Synopsis: Five of India’s biggest internet IPOs have now been listed long enough for investors to judge them beyond listing hype. The results are brutally different. While Eternal (Zomato) has delivered over 100% returns since its IPO, Nykaa remains down more than 30%, and Swiggy trades below its issue price. Despite this, ICICI Securities believes India may just be entering the biggest phase of digital consumption growth yet.
India’s Internet Boom Is No Longer About Storytelling
For years, Indian internet IPOs were sold on the same pitch: digital India, rising internet penetration, young consumers, and long-term growth. But by 2026, markets will finally separate companies with durable business models from companies still burning cash to defend market share. The result is one of the widest performance divergences ever seen inside a single sector.
The Winners Have One Thing in Common
Eternal, formerly Zomato, listed at ₹115 in 2021 and now trades near ₹246, a return of roughly 100%. The company’s Q4 FY26 profit surged 346% as Blinkit scaled aggressively and food delivery margins improved to 4.4% of GOV. The market stopped valuing Zomato as a cash-burning startup and started valuing it as infrastructure for urban consumption.
The Other Side of the Story
Le Travenues Technology, which operates Ixigo, may be the most under-discussed internet success story in India right now. Despite being listed at ₹138, the stock ended at the listing day close of ₹169, and has been muted since last year, and the credits go to the recent geopolitical instability
However, the difference is market positioning. Ixigo controls nearly 51% of India’s online rail-ticketing ecosystem and benefits from massive user stickiness. Railway distribution at scale is not easy to replicate, which gives the company something markets reward heavily: defensibility.
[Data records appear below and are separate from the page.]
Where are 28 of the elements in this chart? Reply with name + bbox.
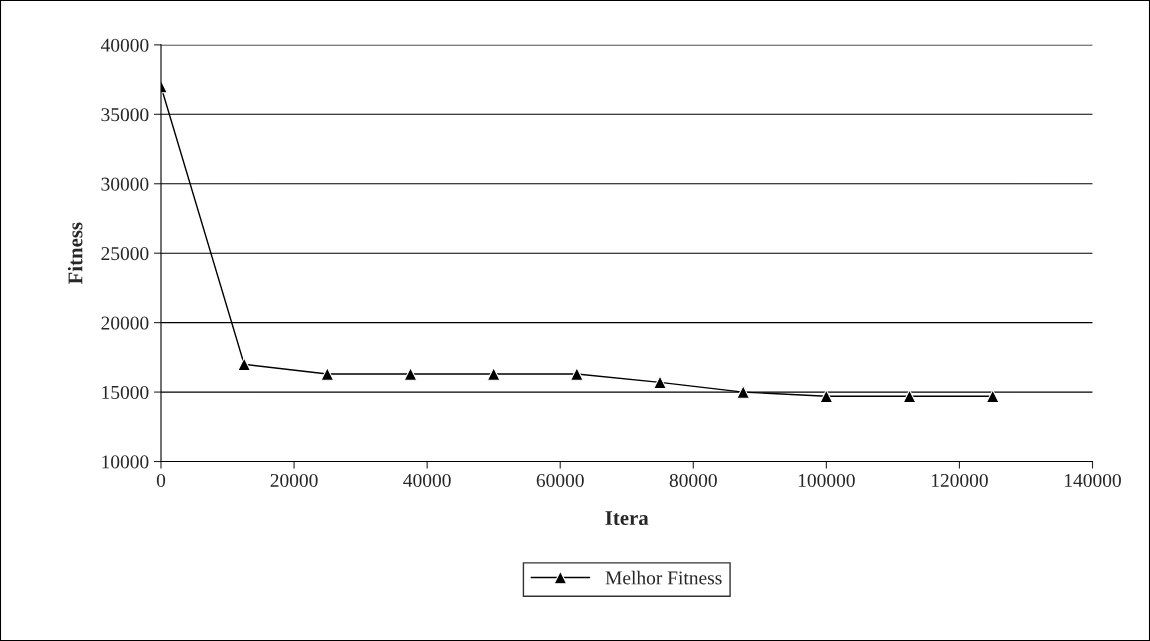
x-tick-label: 100000 <box>798 473 855 488</box>
point <box>403 367 418 381</box>
x-tick-label: 60000 <box>536 473 584 488</box>
x-axis-title: Itera <box>605 511 649 526</box>
x-tick-label: 80000 <box>669 473 717 488</box>
y-tick-label: 20000 <box>101 316 149 330</box>
y-tick-label: 10000 <box>102 455 149 469</box>
legend-label: Melhor Fitness <box>605 570 722 585</box>
x-tick-label: 120000 <box>931 473 988 488</box>
y-axis-title: Fitness <box>67 222 83 285</box>
point <box>819 389 834 404</box>
point <box>736 385 750 399</box>
point <box>902 389 917 404</box>
y-tick-label: 25000 <box>101 247 149 261</box>
point <box>653 375 667 390</box>
y-tick-label: 40000 <box>100 38 149 52</box>
point <box>237 357 251 372</box>
y-tick-label: 15000 <box>102 385 149 400</box>
y-tick-label: 30000 <box>101 177 149 191</box>
point <box>486 367 501 381</box>
point <box>985 389 1000 404</box>
y-tick-label: 35000 <box>101 108 149 122</box>
x-tick-label: 0 <box>156 473 166 488</box>
point <box>570 367 584 381</box>
x-tick-label: 20000 <box>270 473 318 488</box>
point <box>320 367 335 381</box>
x-tick-label: 140000 <box>1065 473 1121 488</box>
x-tick-label: 40000 <box>403 473 451 488</box>
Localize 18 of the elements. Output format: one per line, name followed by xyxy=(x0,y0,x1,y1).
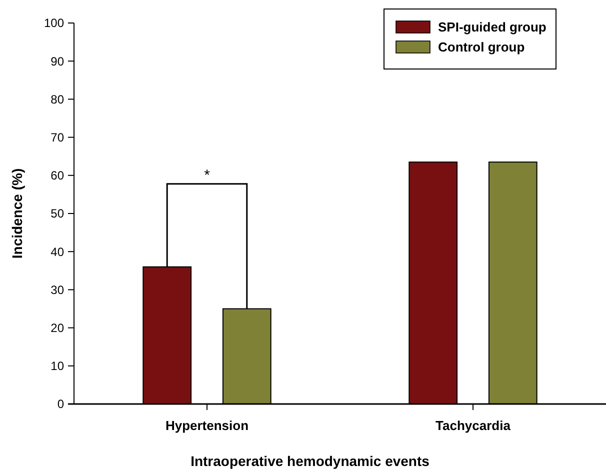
y-axis-title: Incidence (%) xyxy=(9,168,25,259)
y-tick-label: 60 xyxy=(50,168,64,183)
annotation: * xyxy=(204,166,210,184)
x-tick-label: Tachycardia xyxy=(436,418,512,433)
y-tick-label: 70 xyxy=(50,130,64,144)
legend-label: SPI-guided group xyxy=(438,20,546,35)
y-tick-label: 80 xyxy=(50,92,64,106)
y-tick-label: 50 xyxy=(50,206,64,221)
x-axis-title: Intraoperative hemodynamic events xyxy=(190,453,430,469)
y-tick-label: 10 xyxy=(50,359,64,374)
y-tick-label: 100 xyxy=(44,16,64,30)
y-tick-label: 0 xyxy=(57,397,64,412)
y-tick-label: 40 xyxy=(50,244,64,259)
y-tick-label: 30 xyxy=(50,282,64,297)
y-tick-label: 90 xyxy=(50,54,64,68)
legend-label: Control group xyxy=(438,40,525,55)
x-tick-label: Hypertension xyxy=(165,418,249,433)
y-tick-label: 20 xyxy=(50,321,64,335)
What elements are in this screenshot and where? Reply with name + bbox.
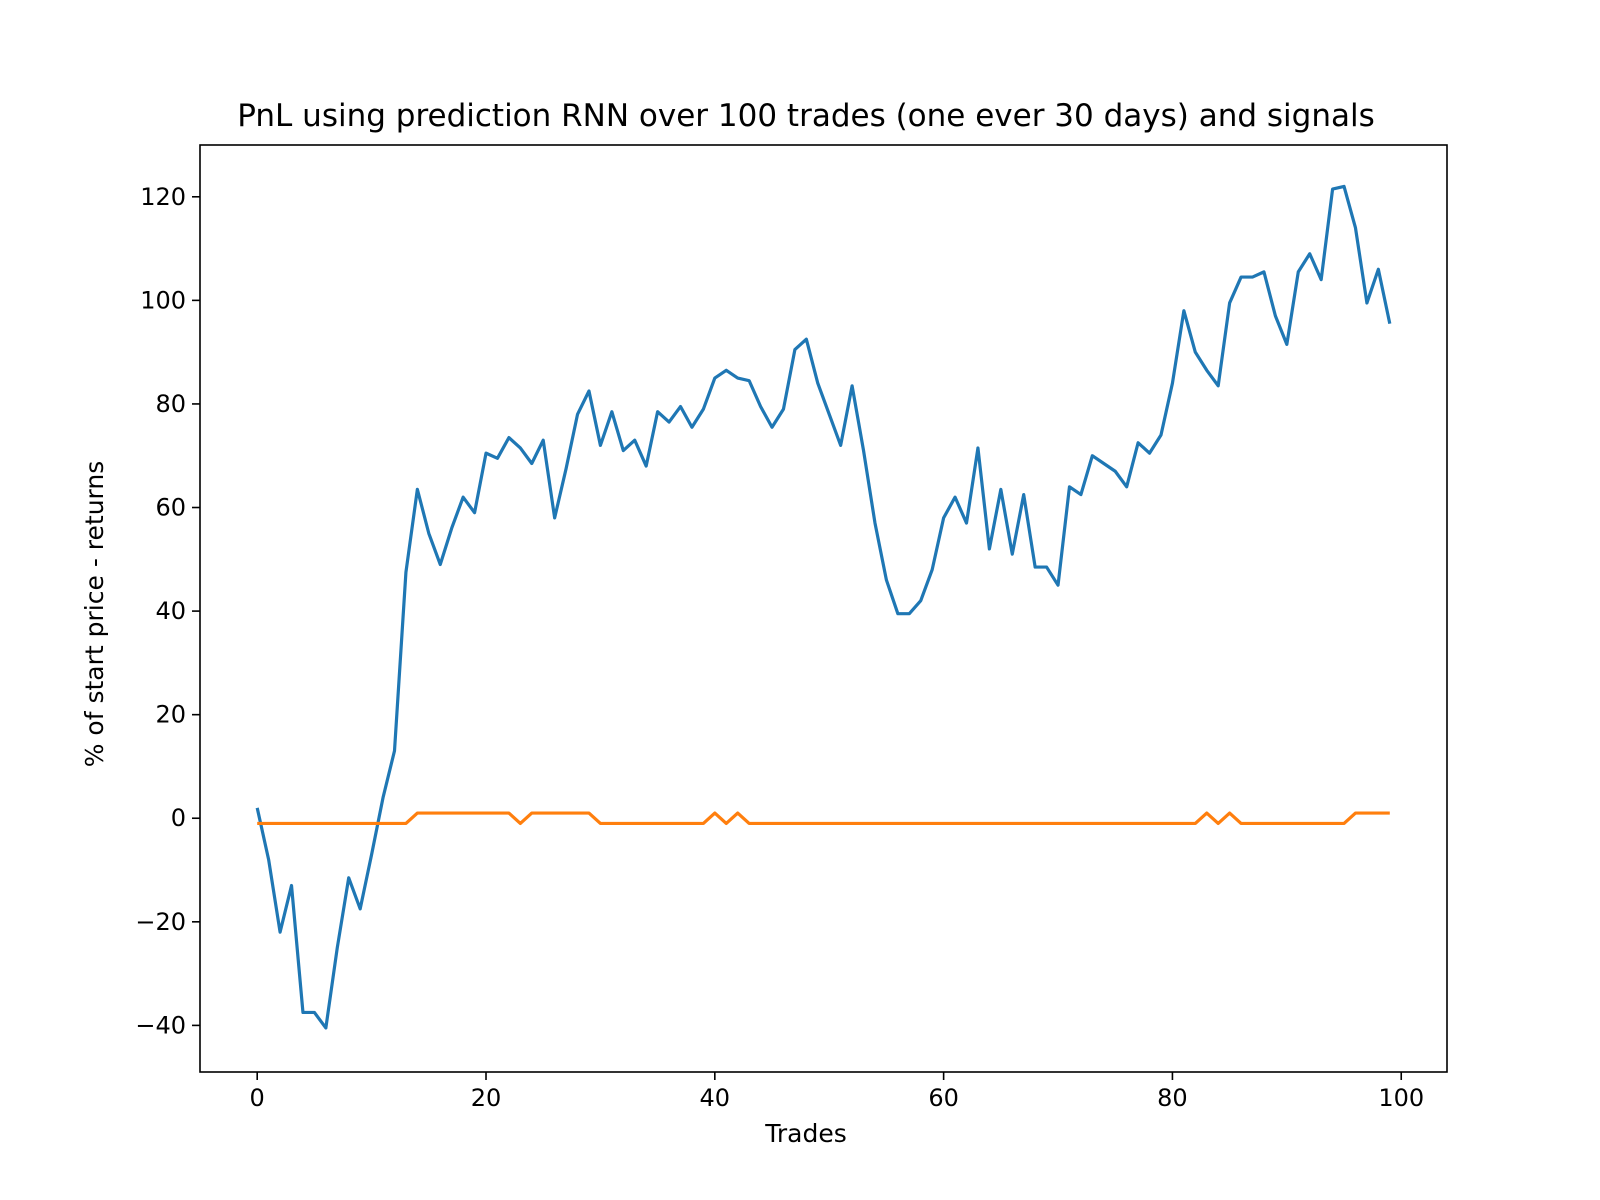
x-axis-label: Trades (764, 1119, 846, 1148)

FSN E-Commerce Ventures, which operates Nykaa, tells the opposite story. The stock listed at ₹2,018 pre-split is valued at ₹367 post-split and now trades near ₹273, down almost 30.78%. Swiggy, listed at ₹412, is also trading roughly 38% below its IPO price despite strong brand recall and quick-commerce expansion.
Even Unicommerce eSolutions, despite reporting 52% revenue growth and international profitability across six markets, still trades 54.63% below its IPO price. The market is no longer rewarding “internet company” as a category. It is rewarding pricing power, monopoly positioning, and visible profitability.
Why ICICI Securities Is Still Bullish
According to a recent report highlighted by Financial Express, ICICI Securities believes India may now be entering the same per-capita income phase that triggered China’s digital consumption explosion between 2006 and 2012.
The brokerage expects: India’s e-commerce GMV to touch $214 billion by FY30, Food delivery to become a $20–26 billion market, Online travel (OTA) to grow at a 14% CAGR over the next few years
The structural logic is simple. Rising disposable incomes, urbanisation, UPI adoption, smartphone penetration, and lower-friction digital infrastructure are pushing India deeper into platform-led consumption, exactly the transition China witnessed during its internet boom years.
The Market Is Now Choosing Platforms, Not Apps
The biggest lesson from the last four years is that not every internet company becomes a compounding platform. Food delivery with logistics density can scale profitably. Rail-ticketing ecosystems can create natural monopolies. SaaS infrastructure businesses can build sticky enterprise relationships.
Key Risks Investors Should Not Ignore
Despite the long-term digital opportunity, risks remain significant. Internet businesses still face intense competition, high customer acquisition costs, and pressure to maintain growth while turning profitable. Premium valuations can correct sharply if earnings disappoint, while regulatory changes around data, pricing, labour practices, or platform dominance could directly impact margins and scalability across multiple digital business models.
Market Takeaway
India’s digital consumption story is very real. The sector itself is not the problem anymore. The problem is valuation discipline and business quality. The next phase of internet investing may look very different from the previous one. Markets are no longer rewarding growth at any cost. They are rewarding platforms with scale advantages, profitability visibility, and customer stickiness.
And that explains why one internet IPO became a multibagger while another destroyed three-fourths of investor wealth, even though both were sold under the exact same “digital India” narrative.